Ao leste do inverso Éden
era latente,
tropical,
dilacerante
— o meu Vietnã.
Escrevia e lia o que podia
na minha língua estrangeira,
marchava e amava onde deixavam:
em Los Angeles,
Carmel,
São Francisco,
eu, ex-negro brasileiro, ao lado de Luther King
apazcentado no sit-in,
rea(r)mado no love-in
transcendental, pousando aluzcinado em Big Sur,
Sunset Boulevard.
ao azar,
ou então arrebatado ao deserto de Mojave e Hot Spring,
ou no vulcão Ubehebe a conhecer o fundo orgasmo e as lavas
da tarde em que as paixões adolescentes em nossas bocas irrompiam.
É para lá que eu ia
já que em Cananéia e Doxá,
em Campo Grande e Bien Hoa,
no Araguaia e Kan Ton,
morriam os mais afoitos, perdiam-se
os incautos, e manchavam-se a carne e o arroz.
Eu desaprendendo o país
e o ensinando lá fora,
e os alunos me indagando:
e eu me explicando. Explicando
e eles pouco entendendo. Então,
voltava à casa e lia pesados tomos,
pedia auxílio nas cartas, mas as perguntas
eram peixes perdidos ou gaivotas mortas
— pois não desovavam respostas.
Era maio.
Mês literário e suburbano
com virgens, missas e flores,
que de repente desata-se em Sorbonnes
numa ilusão libertária.
E as canções
me interpretando e os cabelos e barbas
como algas em minha face me afogando
— alguma coisa já estava acontecendo
e você já não sabia o quê, Mr. Jones.
Antigamente se ia a Meca
e a Aparecida do Norte. Fui
a Greenwich Village,
Heigh and Asbury Street,
Piccadily Circus
— e nowhere.
E as canções me encaminhando, e as visões
se clareando, e os corações
se disparando, e a enxada
em vez da espada, e a viola
enluarada, e a alma encurralada
soltando o ambíguo berro:
— que tudo mais vá pro inferno.
Viva Ipanema sacana,
viva Iracema na cama,
meu reino tropical
por uma real banana,
minha central república cítrica enlatada
pela revolução cubana!
Ah, minha tropical escritura desestruturada em
[ditaduras e prostrado na tortura onde amarelos submarinos
[se afogam em paus-de-arara verdes com azuis menestréis
[cantando dores dominicanas e pedras sobre pedras sendo
[derribadas das babilônias pelos Rolling Stones embalando
[babies nazarenos Beatles nas vitrinas de incenso e jeans
[queimando nas butiques mendigando o artesanato grupal e
[seminando o sexo rural no mural pop ocidental faça pipi
[num poster faça o amor o rock e a guerra não mata só Jimmy
[Hendrix heroína é quem dá e quem tem fé vai ao Oriente ou
[puxa o Hair pelos cabelos e fuma à luz da superestrela
AME-O OU DEIXE-O
Deixei-o várias vezes e amei-o
com ódio ao meio.
Breve nos foram os anos 60
e ainda mais breve para os que se foram
pulando das festas ou deixando flores na cova ao pé do morro.

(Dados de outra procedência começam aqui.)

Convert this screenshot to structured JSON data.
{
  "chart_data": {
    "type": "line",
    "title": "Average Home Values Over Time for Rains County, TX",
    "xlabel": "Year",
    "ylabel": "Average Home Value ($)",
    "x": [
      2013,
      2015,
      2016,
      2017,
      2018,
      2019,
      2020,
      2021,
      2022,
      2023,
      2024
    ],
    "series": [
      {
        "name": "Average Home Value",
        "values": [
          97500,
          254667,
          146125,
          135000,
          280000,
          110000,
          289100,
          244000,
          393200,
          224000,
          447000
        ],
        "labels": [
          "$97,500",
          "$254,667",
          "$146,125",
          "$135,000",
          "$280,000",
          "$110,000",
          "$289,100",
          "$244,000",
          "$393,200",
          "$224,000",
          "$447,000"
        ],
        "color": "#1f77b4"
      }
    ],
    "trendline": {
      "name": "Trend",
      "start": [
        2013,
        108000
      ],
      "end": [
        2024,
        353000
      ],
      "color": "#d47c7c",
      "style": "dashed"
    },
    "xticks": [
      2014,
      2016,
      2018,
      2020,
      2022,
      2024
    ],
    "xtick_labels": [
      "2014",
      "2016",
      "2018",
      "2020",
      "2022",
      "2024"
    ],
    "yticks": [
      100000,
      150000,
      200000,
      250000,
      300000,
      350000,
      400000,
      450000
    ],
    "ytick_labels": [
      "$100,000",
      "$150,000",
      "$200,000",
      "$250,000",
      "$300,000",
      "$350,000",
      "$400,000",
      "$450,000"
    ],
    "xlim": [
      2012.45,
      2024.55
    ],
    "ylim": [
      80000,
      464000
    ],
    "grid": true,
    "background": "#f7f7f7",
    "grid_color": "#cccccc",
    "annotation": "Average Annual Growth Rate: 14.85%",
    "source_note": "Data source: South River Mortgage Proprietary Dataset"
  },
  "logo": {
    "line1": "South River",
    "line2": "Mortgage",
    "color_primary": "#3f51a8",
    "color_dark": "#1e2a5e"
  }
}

— Estão frias as carnes e lavas?
— Somos uma geração com ereção política apagada?
— Em que cinzas arderão os sábios os seus provérbios e orgasmo?
Leves para alguns, eternos para outros
assim nos foram os anos 60.
E como diz o salmista:
— se alguém chega aos 70 ou 80
só encontra a canseira e o enfado.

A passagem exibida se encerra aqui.